Thursday, May 20, 2010

One of my favorite supports for egg tempera and for miniature painting

At left is a 3/16" thick birch ply panel from Pandora, and on the right is a 1/4" thick masonite panel from Chester Gilder

Certain types of surfaces, or supports, are important to use with the medium of egg tempera. Egg tempera requires a painting surface that is both rigid and very absorbent. Some of the popular miniature painting surfaces such as drafting film, mylar, polymin, and ivorine would not ideally meet either of these requirements. The surface most universally preferred by egg tempera painters, which oil painters also still enjoy is traditional gesso, sometimes also called true gesso, which is the gesso that was produced prior to the advent of acrylic gesso. Traditional gesso recipes vary, but are usually composed primarily of rabbitskin glue and some form of whiting.

There is a fundamental incompatibility between the plastic content in acrylic gesso and egg tempera which can be risky for long-term adhesion. The greater absorbency of true gesso compared to acrylic formulas is an additional reason why it is so nice for egg tempera painting. It's piano-key smooth surface also makes it ideal for the refined details in miniature painting. Egg tempera painting superimposes many thin translucent layers with glazing and scumbling as the primary method of paint application, and traditional gesso can absorb these thin layers.
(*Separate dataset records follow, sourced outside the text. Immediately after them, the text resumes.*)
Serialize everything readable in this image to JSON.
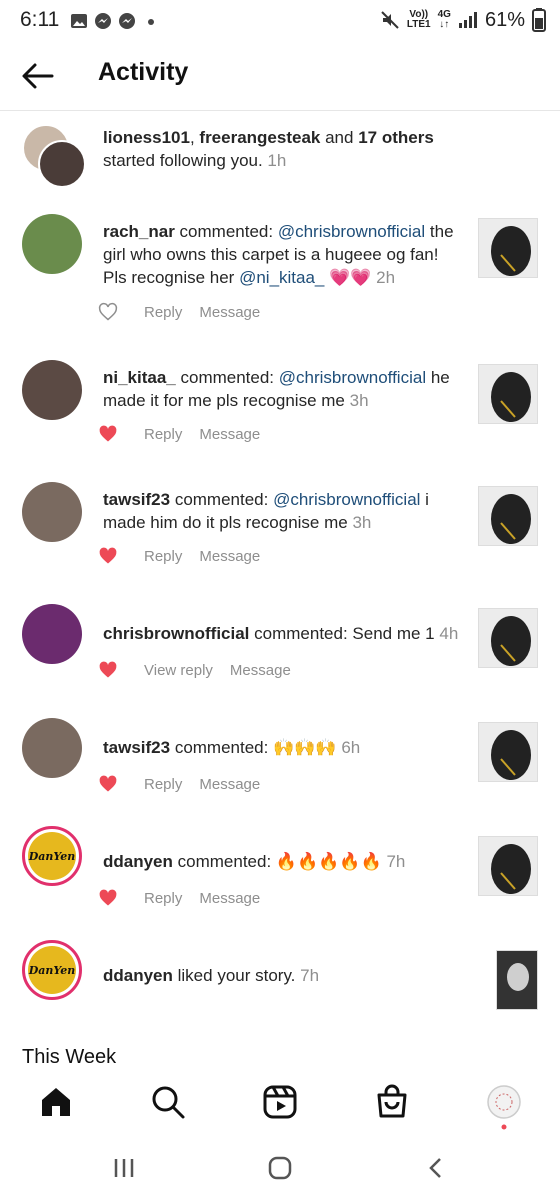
{
  "status": {
    "time": "6:11",
    "net_top": "Vo))",
    "net_bottom": "LTE1",
    "net_type": "4G",
    "battery": "61%"
  },
  "header": {
    "title": "Activity"
  },
  "rows": [
    {
      "parts": [
        [
          "b",
          "lioness101"
        ],
        [
          "t",
          ", "
        ],
        [
          "b",
          "freerangesteak"
        ],
        [
          "t",
          " and "
        ],
        [
          "b",
          "17 others"
        ],
        [
          "t",
          " started following you. "
        ]
      ],
      "time": "1h",
      "thumb": false
    },
    {
      "parts": [
        [
          "b",
          "rach_nar"
        ],
        [
          "t",
          " commented: "
        ],
        [
          "m",
          "@chrisbrownofficial"
        ],
        [
          "t",
          " the girl who owns this carpet is a hugeee og fan! Pls recognise her "
        ],
        [
          "m",
          "@ni_kitaa_"
        ],
        [
          "t",
          " 💗💗 "
        ]
      ],
      "time": "2h",
      "liked": false,
      "reply": "Reply",
      "message": "Message"
    },
    {
      "parts": [
        [
          "b",
          "ni_kitaa_"
        ],
        [
          "t",
          " commented: "
        ],
        [
          "m",
          "@chrisbrownofficial"
        ],
        [
          "t",
          " he made it for me pls recognise me "
        ]
      ],
      "time": "3h",
      "liked": true,
      "reply": "Reply",
      "message": "Message"
    },
    {
      "parts": [
        [
          "b",
          "tawsif23"
        ],
        [
          "t",
          " commented: "
        ],
        [
          "m",
          "@chrisbrownofficial"
        ],
        [
          "t",
          " i made him do it pls recognise me "
        ]
      ],
      "time": "3h",
      "liked": true,
      "reply": "Reply",
      "message": "Message"
    },
    {
      "parts": [
        [
          "b",
          "chrisbrownofficial"
        ],
        [
          "t",
          " commented: Send me 1 "
        ]
      ],
      "time": "4h",
      "liked": true,
      "reply": "View reply",
      "message": "Message"
    },
    {
      "parts": [
        [
          "b",
          "tawsif23"
        ],
        [
          "t",
          " commented: 🙌🙌🙌 "
        ]
      ],
      "time": "6h",
      "liked": true,
      "reply": "Reply",
      "message": "Message"
    },
    {
      "parts": [
        [
          "b",
          "ddanyen"
        ],
        [
          "t",
          " commented: 🔥🔥🔥🔥🔥 "
        ]
      ],
      "time": "7h",
      "liked": true,
      "reply": "Reply",
      "message": "Message"
    },
    {
      "parts": [
        [
          "b",
          "ddanyen"
        ],
        [
          "t",
          " liked your story. "
        ]
      ],
      "time": "7h"
    }
  ],
  "section_label": "This Week",
  "avatar_text": "DanYen",
  "colors": {
    "heart_red": "#ed4956",
    "mention": "#1f4e79",
    "muted": "#8e8e8e",
    "ring": "#e1306c"
  },
  "nav": [
    "home-icon",
    "search-icon",
    "reels-icon",
    "shop-icon",
    "profile-icon"
  ]
}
The labor involved in producing a true gesso panel, which involves cooking the gesso, painting at least four to eight layers on a wood or masonite panel, avoiding air bubbles and sanding it smooth, (combined with the difficulty of doing smaller cuts in the case of miniature panels) accounts for the cost of purchasing pre-made gesso panels. In fact, some artists actually prefer to make their own, sometimes doing "panel-making week" once or twice a year to produce the supply they will need.

I prefer to buy mine pre-made so that I can spend more of my time painting, and there are a number of panel makers out on the market producing quality panels. It's easy to see how True Gesso got it's name, and their panels come highly recommended, so I look forward to trying them too. My suppliers so far have been Pandora, which also produces icon panels, and Alexandra Hadik of Chester Gilder (*click on 'custom framing') who airbrushes the gesso on. Pandora will cut to custom sizes, and Alexandra has been willing in the past to cut me a batch of small mini panels to approximate sizes for my workshops, or for my own use, which for a flat fee gives me an ongoing supply.


Altoon Sultan said...

Mona, it's great that you've found good suppliers to make gessoed panels to order; years ago, when I was looking, I didn't find any of quality. We all have to balance time and cost when thinking about our painting surfaces. True gesso is such a gorgeous, silky surface.

And your lecture sounds like it was a terrific event.

Mona Diane Conner said...

Thanks Altoon, re: good suppliers, I know what you mean!

Unknown said...

Thank you for all this info Mona - I love finding out about different surfaces, and also understanding why one surface will work with one medium and not with another. Very informative!!!! :))

Mona Diane Conner said...

Your welcome Karen, I hope it helps.

artbyakiko said...

Thanks for the info, Mona. I usually coat most of my support with a thin layer of gesso before painting, but always had problem getting the smooth and even surface. Never thought of using my airbrush to apply gesso. I will try that!

Barbara A. Freeman said...

Thanks for this info Mona. I'm rather behind in keeping up with my blogger friends but you are always one I want to read.